Oil prices soared at the start of the week as OPEC+ shocked markets with a production cut announcement, but prices have since been capped by growing fears of demand destruction due to economic woes.
Friday, March 31st, 2023
Following the explosive rally in oil prices seen earlier this week, additional increases have been sluggish despite notable stock draws in both US crude and product inventories. With US demand coming back after a weak Q1 and OPEC+ getting really serious about curbing production, supply-side factors appear to indicate further upside. At the same time, macroeconomic woes might once again spoil the party, especially if weak US labor market data rekindle the fire of demand destruction.
Recession Fears Weigh on Diesel Prices. In contrast to rising oil prices, the premium of diesel against Brent or WTI has been shrinking for the past six months with its crack now at $130/mt as its cyclical sensitivity makes it vulnerable to declines in business activity and lower manufacturing orders.
Kurdish Crude Officially Back to Markets. The Iraqi federal government and Kurdistan’s regional authorities have signed a temporary deal to resume oil exports through Turkey and bring back some 450,000 b/d of Iraqi crude as the two-week standoff forced producers to halt production.

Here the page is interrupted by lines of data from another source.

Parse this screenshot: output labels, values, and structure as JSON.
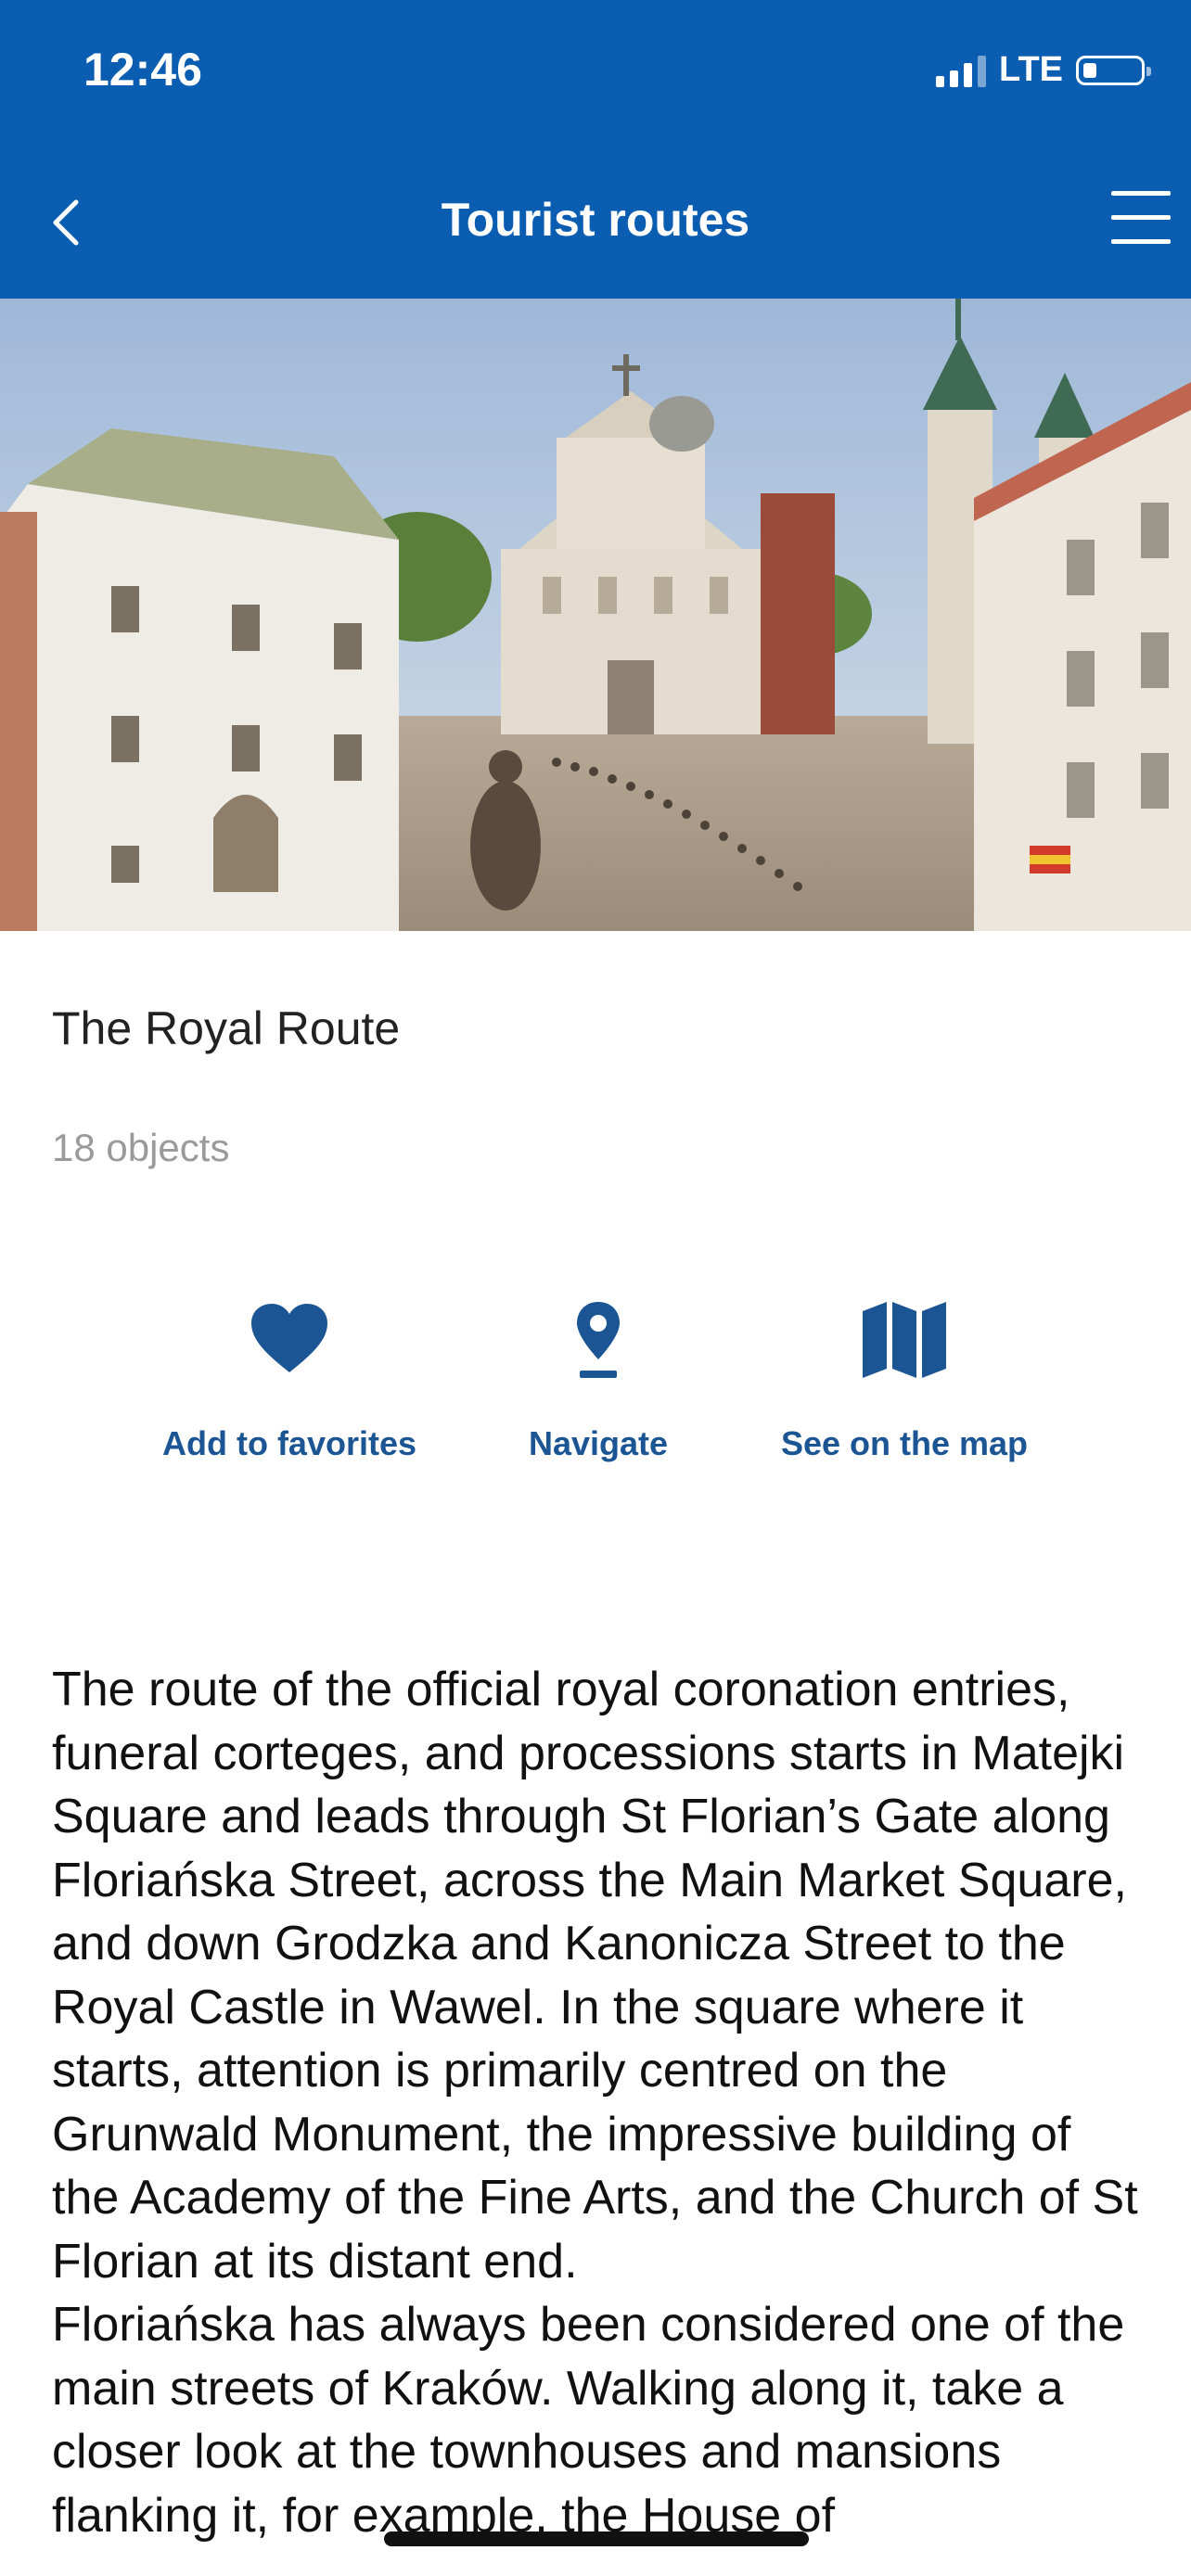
{
  "status": {
    "time": "12:46",
    "network": "LTE"
  },
  "nav": {
    "title": "Tourist routes",
    "back_icon": "chevron-left-icon",
    "menu_icon": "hamburger-menu-icon"
  },
  "route": {
    "title": "The Royal Route",
    "count": "18 objects"
  },
  "actions": {
    "favorites": {
      "label": "Add to favorites",
      "icon": "heart-icon"
    },
    "navigate": {
      "label": "Navigate",
      "icon": "location-pin-icon"
    },
    "map": {
      "label": "See on the map",
      "icon": "map-icon"
    }
  },
  "description": {
    "paragraph1": "The route of the official royal coronation entries, funeral corteges, and processions starts in Matejki Square and leads through St Florian’s Gate along Floriańska Street, across the Main Market Square, and down Grodzka and Kanonicza Street to the Royal Castle in Wawel. In the square where it starts, attention is primarily centred on the Grunwald Monument, the impressive building of the Academy of the Fine Arts, and the Church of St Florian at its distant end.",
    "paragraph2": "Floriańska has always been considered one of the main streets of Kraków. Walking along it, take a closer look at the townhouses and mansions flanking it, for example, the House of"
  },
  "colors": {
    "header": "#0b5db1",
    "accent": "#1b5593"
  }
}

French Court Rules Against Requisitioning. A tribunal in the French city of Rouen ruled that a government order mandating that workers of TotalEnergies’ (NYSE:TTE) halted 240,000 b/d Gonfreville refinery return to work is illegal, indefinitely suspending the requisition order.
US Major Wraps Up Brazil Drilling Campaign. US oil major ExxonMobil (NYSE:XOM) will exit its self-operated license blocks in offshore Brazil after its exploration drilling program, comprising wells in the Campos, Santos, and Sergipe-Alagoas basins, failed to wield any commercial discovery.
Asian LNG Prices Bottom Out. Spot LNG prices in Asia are at the lowest level since July 2021, with cargoes for May delivery into northeast Asia changing hands around 12.50 per mmBtu, as weak Chinese buying and high stocks in OECD Asia keep any pricing upside firmly capped.
US to Tighten Power Plants Emissions Rules. The US Environmental Protection Agency is set to tighten emission standards for filterable particulate matter such as mercury and other toxic metals from coal plants, forcing the most polluting plants in North Dakota and Texas to cut emissions by 70%.